Over the past several years, Georgia, which contains thousands of Internally Displaced People from separatist conflicts in Abkhazia and South Ossetia, has tried to help stateless people regain that sense of belonging.
It has signed on to United Nations conventions granting stateless people basic rights and protections and pledging to reduce statelessness. It has streamlined the process for people to gain citizenship and, with UNHCR’s help, pinpointed the number of stateless people and trained civil registries to handle requests for stateless-person IDs.
As these individuals have acquired citizenship over the past three years, Georgia’s population of stateless people has dropped by 49 percent, according to official data.
Ultimately, statelessness “is a man-made problem,” comments the UNHCR’s Van Der Klaauw. “It requires political will to solve it.”
But lack of knowledge remains an obstacle; particularly among ethnic minorities and rural communities.
“[Civic] education is poor,” comments Nato Gagnidze, the founding director of the Innovations and Reforms Centre, a Tbilisi non-profit that promotes access to state services.“People are not fully aware of where the lack of documents can lead . . .”

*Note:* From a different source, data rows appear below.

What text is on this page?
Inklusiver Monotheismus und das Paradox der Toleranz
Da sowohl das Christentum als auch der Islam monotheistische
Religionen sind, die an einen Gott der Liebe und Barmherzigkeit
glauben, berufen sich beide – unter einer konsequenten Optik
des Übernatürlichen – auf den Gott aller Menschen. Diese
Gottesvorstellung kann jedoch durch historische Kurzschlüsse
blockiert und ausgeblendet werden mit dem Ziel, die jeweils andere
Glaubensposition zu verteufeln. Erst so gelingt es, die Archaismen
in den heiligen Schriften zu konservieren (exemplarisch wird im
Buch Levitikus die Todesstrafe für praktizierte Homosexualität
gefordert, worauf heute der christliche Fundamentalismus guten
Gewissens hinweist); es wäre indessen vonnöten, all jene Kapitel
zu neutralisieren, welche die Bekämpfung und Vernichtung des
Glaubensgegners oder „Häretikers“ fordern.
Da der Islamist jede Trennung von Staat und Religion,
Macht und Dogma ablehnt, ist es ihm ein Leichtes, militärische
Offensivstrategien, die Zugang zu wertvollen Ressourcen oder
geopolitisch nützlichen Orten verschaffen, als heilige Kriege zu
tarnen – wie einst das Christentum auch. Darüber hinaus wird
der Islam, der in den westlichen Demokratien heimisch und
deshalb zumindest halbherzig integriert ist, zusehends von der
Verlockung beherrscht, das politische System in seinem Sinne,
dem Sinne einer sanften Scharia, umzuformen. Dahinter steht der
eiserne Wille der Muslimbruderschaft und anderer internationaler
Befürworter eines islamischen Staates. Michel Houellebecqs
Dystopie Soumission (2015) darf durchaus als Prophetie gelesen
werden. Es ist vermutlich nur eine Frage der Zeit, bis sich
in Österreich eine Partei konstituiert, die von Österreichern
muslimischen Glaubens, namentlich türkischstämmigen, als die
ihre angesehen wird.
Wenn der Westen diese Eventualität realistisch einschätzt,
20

Fifty-nine-year-old Malika Saidaeva is one of these people. Born in the Chechen city of Grozny, in modern-day Russia, she traveled to Georgia in 1980 to work in a factory in Kutaisi. The only document she needed was her internal Soviet passport since “there were no borders.”
In the 1990s, she moved to Tbilisi, but, today, “[t]here is no trace of her anywhere,” says Nino Rtveladze, a lawyer specializing in citizenship issues for stateless people and refugees.
It was only in late 2016, when a hospital asked for her identification, that Saidaeva realized that her Soviet passport, her only form of ID, was gone. Rummaging at home, she couldn’t find it.
No ID meant no healthcare.
Saidaeva’s Soviet passport, though no longer a valid ID, “would make [it] possible to identify her legal status,” elaborates Rtveladze. “There is no data about her in [the] central archives, no information stored anywhere.”
Through research in state archives and interviews with Saidaeva’s family and others, Rtveladze is now trying to establish her right to a stateless person’s ID; a process that can take months.
The longer-term goal is citizenship. In the case of 49-year-old Violeta Bjania, a Georgian citizen since 2014, that took two years.
An ethnic Abkhaz, Bjania left Abkhazia in 1992, at the start of the separatist war with Tbilisi, after falling out with her family over her loyalty to the Georgian government.
She knows exactly when she became a non-citizen – not long after Georgia’s 1992 parliamentary elections. “I left my bag with my documents in a taxi. It was chaos, everywhere. I was unable to track the driver down.”
Like Saidaeva, Bjania, also a Tbilisi market vendor, only tried to sort out an official ID when she needed medical care.
With her red-brick Georgian passport, she now can reenter the world of the documented. But for hundreds of others, the wait to do so goes on.
Disclaimers: Miguel Mkirtichian works sporadically and has received assistance from this Chai Khana reporter in his job search. Monica Ellena has formerly worked as a UNHCR spokesperson in Kosovo.